Rozonda "Chilli" Thomas, TLC's sweet-voiced counterpoint to the hard edge of Tionne "T-Boz" Watkins and Lopes, says Mars asked them if they'd seen his video after it was released, confirming he had them in mind when he made it. "Parts of the video looks like a part of 'Ain't 2 Proud 2 Beg,'" Chilli says. "It is an honor for us to see new artists give us a shout-out or pay homage. That's the kind of stuff you see as an artist as time goes on. There were artists before us that had an effect on us, but there's not a ton of people like that, so if you can get into that club, that's amazing and it is an honor."

Chilli believes part of the reason TLC continues to resonate with audiences is the group made what she calls "life-changing music." Their songs were the soundtrack to the formative years of the early-'90s and TRL generation, and they addressed everything from safe sex on "Waterfalls" to the ways in which societal standards of beauty can magnify women's insecurities to a dangerous level on "Unpretty." Chilli says it was not only the music but also its honest messaging that resonated with people. "There's nothing fake about us. We're just a very authentic group when it comes to who we are, what we believe in, and what we stand up for, like girl power. That's always and forever been our thing. People can relate to real stuff."

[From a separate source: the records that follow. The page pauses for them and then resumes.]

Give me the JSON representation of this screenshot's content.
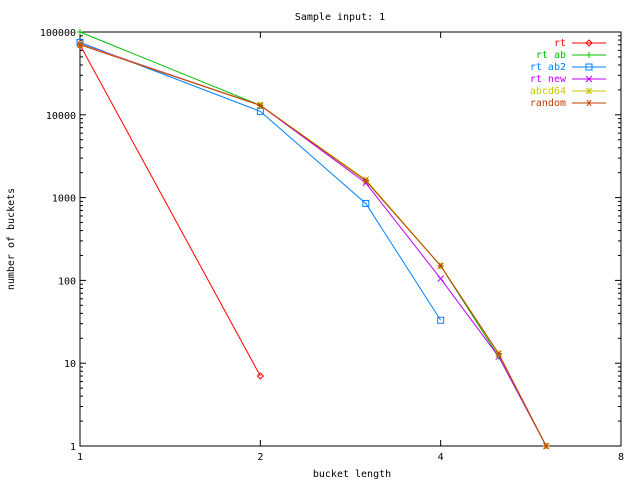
{
  "chart_data": {
    "type": "line",
    "title": "Sample input: 1",
    "xlabel": "bucket length",
    "ylabel": "number of buckets",
    "x_scale": "log2",
    "y_scale": "log10",
    "xlim": [
      1,
      8
    ],
    "ylim": [
      1,
      100000
    ],
    "x_ticks": [
      "1",
      "2",
      "4",
      "8"
    ],
    "y_ticks": [
      "1",
      "10",
      "100",
      "1000",
      "10000",
      "100000"
    ],
    "grid": false,
    "legend_position": "top-right",
    "series": [
      {
        "name": "rt",
        "color": "#ff0000",
        "marker": "diamond",
        "points": [
          [
            1,
            70000
          ],
          [
            2,
            7
          ]
        ]
      },
      {
        "name": "rt ab",
        "color": "#00c000",
        "marker": "plus",
        "points": [
          [
            1,
            100000
          ],
          [
            2,
            13000
          ],
          [
            3,
            1600
          ],
          [
            4,
            150
          ],
          [
            5,
            12
          ],
          [
            6,
            1
          ]
        ]
      },
      {
        "name": "rt ab2",
        "color": "#0080ff",
        "marker": "square",
        "points": [
          [
            1,
            75000
          ],
          [
            2,
            11000
          ],
          [
            3,
            850
          ],
          [
            4,
            33
          ]
        ]
      },
      {
        "name": "rt new",
        "color": "#c000ff",
        "marker": "cross",
        "points": [
          [
            1,
            72000
          ],
          [
            2,
            13000
          ],
          [
            3,
            1500
          ],
          [
            4,
            105
          ],
          [
            5,
            12
          ],
          [
            6,
            1
          ]
        ]
      },
      {
        "name": "abcd64",
        "color": "#c8c800",
        "marker": "star",
        "points": [
          [
            1,
            71000
          ],
          [
            2,
            13000
          ],
          [
            3,
            1650
          ],
          [
            4,
            150
          ],
          [
            5,
            13
          ],
          [
            6,
            1
          ]
        ]
      },
      {
        "name": "random",
        "color": "#c04000",
        "marker": "asterisk",
        "points": [
          [
            1,
            70000
          ],
          [
            2,
            13000
          ],
          [
            3,
            1600
          ],
          [
            4,
            150
          ],
          [
            5,
            13
          ],
          [
            6,
            1
          ]
        ]
      }
    ]
  }
}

That authenticity extended beyond the group's music. TLC kept it real about their relationships and the avaricious record label contracts that led to an eventual bankruptcy filing at the height of the group's success. Their strengths and vulnerabilities were always at the fore, not least of all in the aftermath of Left Eye's tragic and untimely death in a car accident on a mission trip to Honduras in 2002. Most groups would have called it quits and moved on to separate projects, but TLC soldiered on.

Those events all made it into the 2013 VH1 biopic CrazySexyCool: The TLC Story, developed to mark TLC's remarkable two-decade long career in the music industry. The film introduced the women of TLC to yet another generation of fans, and Chilli says she sometimes gets distracted onstage when she sees younger kids singing along to the group's songs. "It's amazing to look out and see little kids - I'm talking like six [years old] - jamming, knowing the old stuff and the new stuff. It almost can throw me off a bit when I'm on stage, like 'what?' It's unbelievable. It really is a blessing."

She uses the word "blessing" many times during the course of her interview, and it's clear that over 25 years since the release of their first album Ooooooohhh... On the TLC Tip, Chilli is still humbled by the level of love and recognition the group continues to receive from the likes of major artists like Bruno Mars, to everyday fans on the street. "I have to tell you this," she says on the tail end of the interview, and she recounts being approached by a man and his wife after seeing a film in the evening on this past Easter Sunday. "I know he was in like his '60s for sure... He kind of followed me to my car and he was like, 'Excuse me.. Is it you?' I'm looking at him like, 'I know this man does not know who I am.'" She introduced herself and "he reacted like I was, I don't know, Diana Ross or somebody. I could not believe it. He told me I made his Easter. I was cheesin' from ear to ear going to my car and going home."

It is both striking and incredibly refreshing that an artist who has experienced the heights of fame, played arenas and stadiums around the world, and is directly referenced by today's top artists on the regular was awestruck by such an interaction. "It'll never get old," she says. "You know why? 'Cause I don't take it for granted. I just think it's a blessing to be in the position that we're in and to have such a positive effect on people with our music."

TLC. 8 p.m. Friday, April 6, at the Miami-Dade County Fair & Exposition, 10901 Coral Way, Miami; 305-223-7060; thefair.me. Tickets cost $10 via etix.com.